Bertoglio: “Mio figlio ha avuto la diagnosi per caso dopo tante visite da luminari dell’ortopedia”
ROMA - Se anche non esiste ancora una cura definitiva per la sindrome di Hunter c’è almeno una terapia in grado di rallentare in maniera significativa la progressione del danno allungando la vita e migliorandone la qualità. Sarebbe bene cominciarla il prima possibile, perché in attesa della terapia il danno aumenta, la diagnosi però ancora oggi è molto difficoltosa. Una testimonianza di questo problema è stata portata lo scorso 18 dicembre, in occasione della presentazione del servizio ‘Hunter@Home’ di Shire, da Flavio Bertoglio, presidente dell’Associazione Italiana Mucopolisaccaridosi e Malattie Affini - Onlus (AIMPS) e padre di un ragazzo di 14 anni affetto da questa malattia.
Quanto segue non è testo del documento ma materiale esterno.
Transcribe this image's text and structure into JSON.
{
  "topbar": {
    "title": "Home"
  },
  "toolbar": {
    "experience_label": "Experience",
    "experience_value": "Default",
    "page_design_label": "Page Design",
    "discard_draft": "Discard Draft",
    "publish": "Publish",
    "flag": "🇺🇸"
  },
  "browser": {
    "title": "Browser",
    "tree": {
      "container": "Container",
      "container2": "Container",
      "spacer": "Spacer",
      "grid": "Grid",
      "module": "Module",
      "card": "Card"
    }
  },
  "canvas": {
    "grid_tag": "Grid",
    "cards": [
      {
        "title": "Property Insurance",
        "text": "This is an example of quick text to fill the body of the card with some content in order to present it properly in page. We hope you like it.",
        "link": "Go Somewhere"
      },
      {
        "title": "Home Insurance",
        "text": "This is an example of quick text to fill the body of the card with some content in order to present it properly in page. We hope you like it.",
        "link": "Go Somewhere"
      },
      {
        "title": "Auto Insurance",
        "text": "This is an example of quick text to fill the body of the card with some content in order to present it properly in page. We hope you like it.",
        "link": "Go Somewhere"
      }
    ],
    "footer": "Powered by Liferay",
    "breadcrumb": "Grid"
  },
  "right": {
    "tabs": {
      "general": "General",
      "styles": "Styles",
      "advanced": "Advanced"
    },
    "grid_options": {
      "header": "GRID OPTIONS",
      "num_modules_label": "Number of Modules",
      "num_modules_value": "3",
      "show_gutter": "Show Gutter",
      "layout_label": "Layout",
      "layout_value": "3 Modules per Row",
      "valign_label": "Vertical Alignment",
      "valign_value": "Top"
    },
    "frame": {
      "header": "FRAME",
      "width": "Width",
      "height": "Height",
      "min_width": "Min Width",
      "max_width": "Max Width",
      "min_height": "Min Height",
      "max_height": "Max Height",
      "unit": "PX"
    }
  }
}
“I problemi che la Sindrome di Hunter crea nel bambino sono tanti e gigantesche le difficoltà quotidiane per la sua famiglia. Quando un genitore diventa un genitore MPS, la vita si ribalta completamente – racconta Bertoglio - se prima la priorità era far bene il proprio lavoro e ottenere il massimo, un minuto dopo la diagnosi la priorità è salvare la vita al proprio figlio e quindi ci si abitua a tutto e, primariamente, a vivere alla giornata. Dopo i primi due anni di vita apparentemente normali, il bambino comincia a star male, con violenti raffreddori che persistono anche per mesi e che lo costringono a dormire seduto sul divano in braccio alla mamma o al papà, perché disteso, non riuscirebbe a respirare. Sono bambini che nascono, come tutti noi, con l’1% delle cellule occupate da questa sorta di stazione di stoccaggio dei residui tossici del metabolismo che si chiama lisosoma. Purtroppo, tutto poi va a ritroso: cominciano a non sentire, a non parlare, a non camminare e quando li perdiamo il lisosoma ha occupato il 70% di spazio in ogni loro cellula. Mio figlio ci riconosce al tatto e riesce a suo modo a comunicarci le sue emozioni, ma nulla più: ha 14 anni ed è in terapia da 6, e se non avesse avuto questa possibilità ora, con buona probabilità, non ci sarebbe più”.
Suo figlio dunque ha potuto beneficiare della terapia non appena si è resa disponibile, nel 2006, ma le difficoltà per arrivare alla diagnosi sono state tantissimi e la sensazione – confermata dalle esperienze degli altri membri dell’associazione – è che la situazione sia migliorata solo di poco e che molto ci sia ancora da fare.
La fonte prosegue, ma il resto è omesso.